How Strange is Julian?

Now that the hue and cry over WikiLeaks has subsided somewhat it’s time to take a look at what was actually done, how it was received and where it all stands in the spectrum of journalistic history.

The initial reaction to the first leak was, “Jesus Christ! What has this guy done?” Upon further inspection, however, it seems that what Julian Assange did was exactly what we want our reporters to do. He just forgot to push the edit button.

Like many of you I have spent the last couple of years attacking the media for being nothing but celebrity fawners and Page 6 sycophants. This was especially egregious in an era when we desperately needed our reporters to be spelling out the real problems of government and those who aspired to be part of government. It has been a long time since a reporter or group of reporters walked down the street that led to Watergate. I think Julian Assange belongs in the same category as Woodward and Bernstein… wait let me finish.

Assange has all the right instincts but exercises none of the responsibility of a great whistle blower The problem with Julian Assange is that he doesn’t have a Ben Bradlee. Bradlee was the editorial conscience of Woodward and Bernstein. He was the grownup who said, “Prove it.”  Assange has no such grownup. Now, with all the uproar, including trumped up sex charges, and the incredible celebrity surge that the world media seems better at than real reporting, he will probably manufacture enough personal hubris to never accept that badly needed editor.

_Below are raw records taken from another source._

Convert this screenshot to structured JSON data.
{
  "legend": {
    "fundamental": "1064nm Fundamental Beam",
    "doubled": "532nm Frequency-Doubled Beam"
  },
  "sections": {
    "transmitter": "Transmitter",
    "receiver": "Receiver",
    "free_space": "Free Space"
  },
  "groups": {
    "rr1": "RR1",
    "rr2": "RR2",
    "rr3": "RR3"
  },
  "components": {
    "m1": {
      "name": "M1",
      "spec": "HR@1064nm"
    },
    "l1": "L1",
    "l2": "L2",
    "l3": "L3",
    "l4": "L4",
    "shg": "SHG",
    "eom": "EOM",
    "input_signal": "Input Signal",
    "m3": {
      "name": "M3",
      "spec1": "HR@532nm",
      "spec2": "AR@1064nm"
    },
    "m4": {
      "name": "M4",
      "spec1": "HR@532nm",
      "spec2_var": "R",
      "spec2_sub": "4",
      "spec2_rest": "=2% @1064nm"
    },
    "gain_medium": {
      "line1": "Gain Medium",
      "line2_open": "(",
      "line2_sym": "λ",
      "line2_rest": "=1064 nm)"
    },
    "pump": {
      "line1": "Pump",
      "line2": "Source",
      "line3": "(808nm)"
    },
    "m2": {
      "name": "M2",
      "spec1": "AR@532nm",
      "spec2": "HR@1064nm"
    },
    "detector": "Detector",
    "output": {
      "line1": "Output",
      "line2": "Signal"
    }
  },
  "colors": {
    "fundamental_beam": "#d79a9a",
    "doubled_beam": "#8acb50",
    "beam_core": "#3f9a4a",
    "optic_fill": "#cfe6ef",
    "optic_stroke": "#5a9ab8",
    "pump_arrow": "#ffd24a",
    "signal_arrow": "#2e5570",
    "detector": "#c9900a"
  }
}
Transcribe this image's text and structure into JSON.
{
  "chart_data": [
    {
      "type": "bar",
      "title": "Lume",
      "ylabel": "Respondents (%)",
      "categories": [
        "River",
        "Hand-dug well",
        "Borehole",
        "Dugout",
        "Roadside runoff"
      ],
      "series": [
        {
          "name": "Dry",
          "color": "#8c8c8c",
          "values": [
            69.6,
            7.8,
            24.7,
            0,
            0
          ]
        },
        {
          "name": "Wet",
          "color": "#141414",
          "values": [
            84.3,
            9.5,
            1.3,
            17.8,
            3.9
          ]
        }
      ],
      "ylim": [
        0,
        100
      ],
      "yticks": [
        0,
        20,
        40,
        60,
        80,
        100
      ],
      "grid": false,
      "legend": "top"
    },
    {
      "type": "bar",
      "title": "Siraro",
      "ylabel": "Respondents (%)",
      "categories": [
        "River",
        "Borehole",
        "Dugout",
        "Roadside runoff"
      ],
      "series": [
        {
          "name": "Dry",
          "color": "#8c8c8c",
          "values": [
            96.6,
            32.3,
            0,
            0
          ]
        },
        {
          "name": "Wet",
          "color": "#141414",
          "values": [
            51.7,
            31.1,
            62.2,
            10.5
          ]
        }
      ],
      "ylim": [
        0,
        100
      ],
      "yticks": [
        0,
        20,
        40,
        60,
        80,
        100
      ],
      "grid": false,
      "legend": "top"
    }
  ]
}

I have read only what has been passed along by the more connected media outlets but from what I have been able to glean, it seems that Assange’s real screw-up was publishing the names of people in the Middle-east who could be endangered by such revelations. This is indeed serious and Assange should be condemned for it, but the condemnation should be for his failure to edit his material, not for publishing the files.

With great ability comes great responsibility. Assange through his ability as a hacker has been able to uncover all these files and most of them should be published because only transparency keeps governments and their practitioners honest. Having said that, it still remains that he should have exhibited a responsibility toward the material. The withholding of certain sensitive files would not in any way have jeopardized the value of what he was doing or the overall effect of the work.  He was just too lazy or maybe too much in a hurry, to do the job the way it should have been done.

It doesn’t take a genius to figure out what should be published and what should not. “Classified” is not the standard. All bureaucrats, in a terrified effort to protect their butts, stamp everything from nuclear plans to toilet paper orders “Classified.”  A little common sense is all you need to determine what to publish and what to withhold.

Julian Assange is not a traitor or a conspirator or a terrorist. He is a whistle blower who was too lazy or too inept to do his job the right way. It’s a shame.